Professional and serious home bakers always use a kitchen scale for dry ingredients. Liquids measured in a graduated measuring cup are accurate enough for most purposes.
Weight Conversions
1 ounce (oz) = 28.35 grams 1 pound (lb) = 453.59 grams = 16 ounces 1 kilogram = 35.27 ounces = 2.205 pounds
Temperature for Ovens
| Gas Mark | °C | °F | Description |
|---|---|---|---|
| 1 | 140 | 275 | Very low |
| 2 | 150 | 300 | Low |
| 3 | 170 | 325 | Moderate-low |
| 4 | 180 | 350 | Moderate |
| 5 | 190 | 375 | Moderate-high |
| 6 | 200 | 400 | Hot |
| 7 | 220 | 425 | Very hot |
| 8 | 230 | 450 | Extremely hot |
Converting Quickly
For quick kitchen conversions across all ingredient types and units, use the Cooking Unit Converter on this site.

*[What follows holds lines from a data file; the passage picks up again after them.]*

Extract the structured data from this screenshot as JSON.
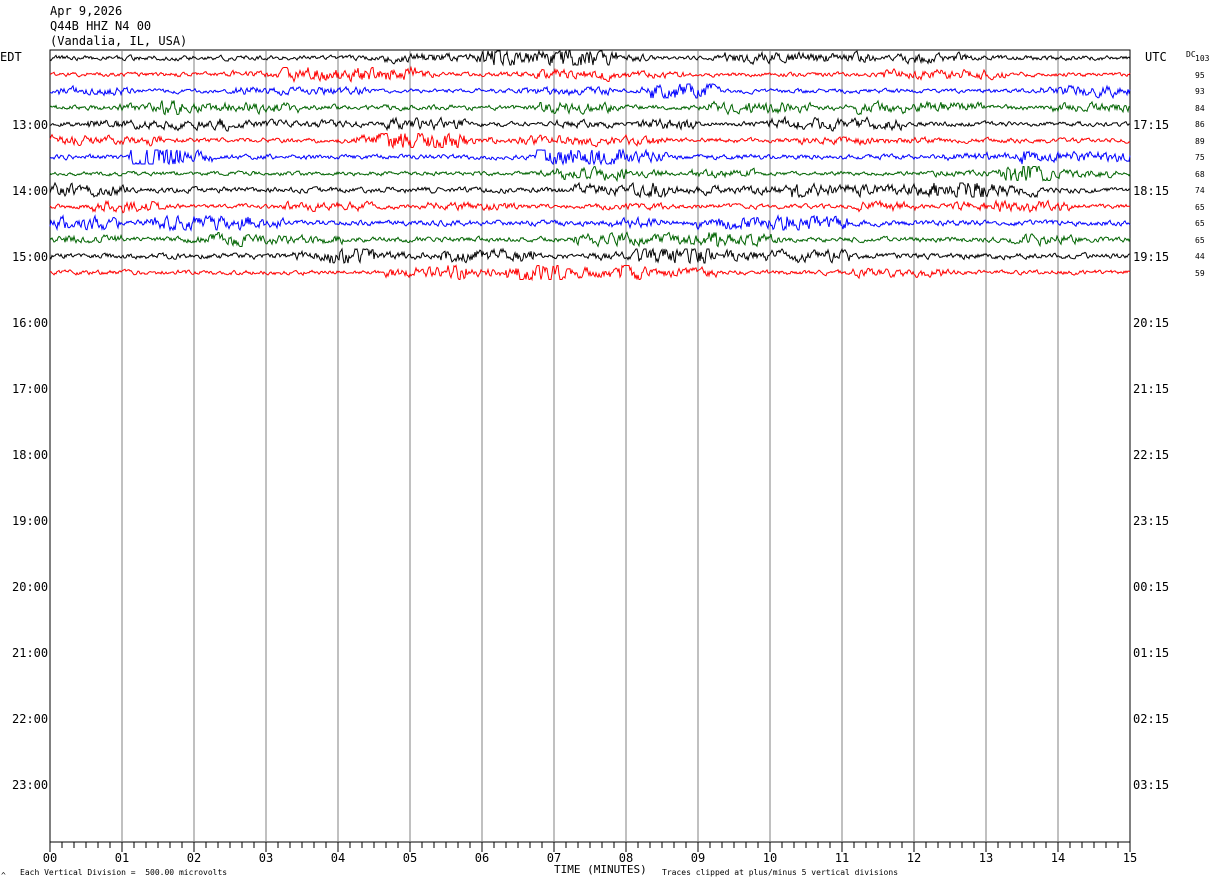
{
  "header": {
    "date": "Apr 9,2026",
    "station": "Q44B HHZ N4 00",
    "location": "(Vandalia, IL, USA)"
  },
  "left_axis_title": "EDT",
  "right_axis_title": "UTC",
  "dc_title": "DC",
  "footer": {
    "scale_note": "Each Vertical Division =  500.00 microvolts",
    "xlabel": "TIME (MINUTES)",
    "clip_note": "Traces clipped at plus/minus 5 vertical divisions",
    "corner_mark": "^"
  },
  "chart_data": {
    "type": "line",
    "title": "",
    "xlabel": "TIME (MINUTES)",
    "ylabel": "",
    "xlim": [
      0,
      15
    ],
    "x_ticks": [
      "00",
      "01",
      "02",
      "03",
      "04",
      "05",
      "06",
      "07",
      "08",
      "09",
      "10",
      "11",
      "12",
      "13",
      "14",
      "15"
    ],
    "grid": true,
    "trace_colors": [
      "#000000",
      "#ff0000",
      "#0000ff",
      "#006400"
    ],
    "left_hour_labels": [
      "13:00",
      "14:00",
      "15:00",
      "16:00",
      "17:00",
      "18:00",
      "19:00",
      "20:00",
      "21:00",
      "22:00",
      "23:00"
    ],
    "right_hour_labels": [
      "17:15",
      "18:15",
      "19:15",
      "20:15",
      "21:15",
      "22:15",
      "23:15",
      "00:15",
      "01:15",
      "02:15",
      "03:15"
    ],
    "traces": [
      {
        "row": 0,
        "color": "#000000",
        "dc": "103",
        "amplitude": 2.2
      },
      {
        "row": 1,
        "color": "#ff0000",
        "dc": "95",
        "amplitude": 2.0
      },
      {
        "row": 2,
        "color": "#0000ff",
        "dc": "93",
        "amplitude": 2.0
      },
      {
        "row": 3,
        "color": "#006400",
        "dc": "84",
        "amplitude": 2.4
      },
      {
        "row": 4,
        "color": "#000000",
        "dc": "86",
        "amplitude": 2.2
      },
      {
        "row": 5,
        "color": "#ff0000",
        "dc": "89",
        "amplitude": 2.2
      },
      {
        "row": 6,
        "color": "#0000ff",
        "dc": "75",
        "amplitude": 2.3
      },
      {
        "row": 7,
        "color": "#006400",
        "dc": "68",
        "amplitude": 2.0
      },
      {
        "row": 8,
        "color": "#000000",
        "dc": "74",
        "amplitude": 2.6
      },
      {
        "row": 9,
        "color": "#ff0000",
        "dc": "65",
        "amplitude": 2.2
      },
      {
        "row": 10,
        "color": "#0000ff",
        "dc": "65",
        "amplitude": 2.6
      },
      {
        "row": 11,
        "color": "#006400",
        "dc": "65",
        "amplitude": 2.4
      },
      {
        "row": 12,
        "color": "#000000",
        "dc": "44",
        "amplitude": 2.6
      },
      {
        "row": 13,
        "color": "#ff0000",
        "dc": "59",
        "amplitude": 2.2
      }
    ]
  }
}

It handles volume-to-volume, weight-to-weight, and common ingredient-specific volume-to-weight conversions in both directions.
Summary
Volume measurements (cups) work for liquids but are imprecise for dry ingredients. Weight measurements (grams) are more accurate and consistent. When converting a US recipe for European use, volume-to-volume conversions are straightforward; ingredient-specific density tables are needed for volume-to-weight. When precision matters – especially in baking – always weigh dry ingredients.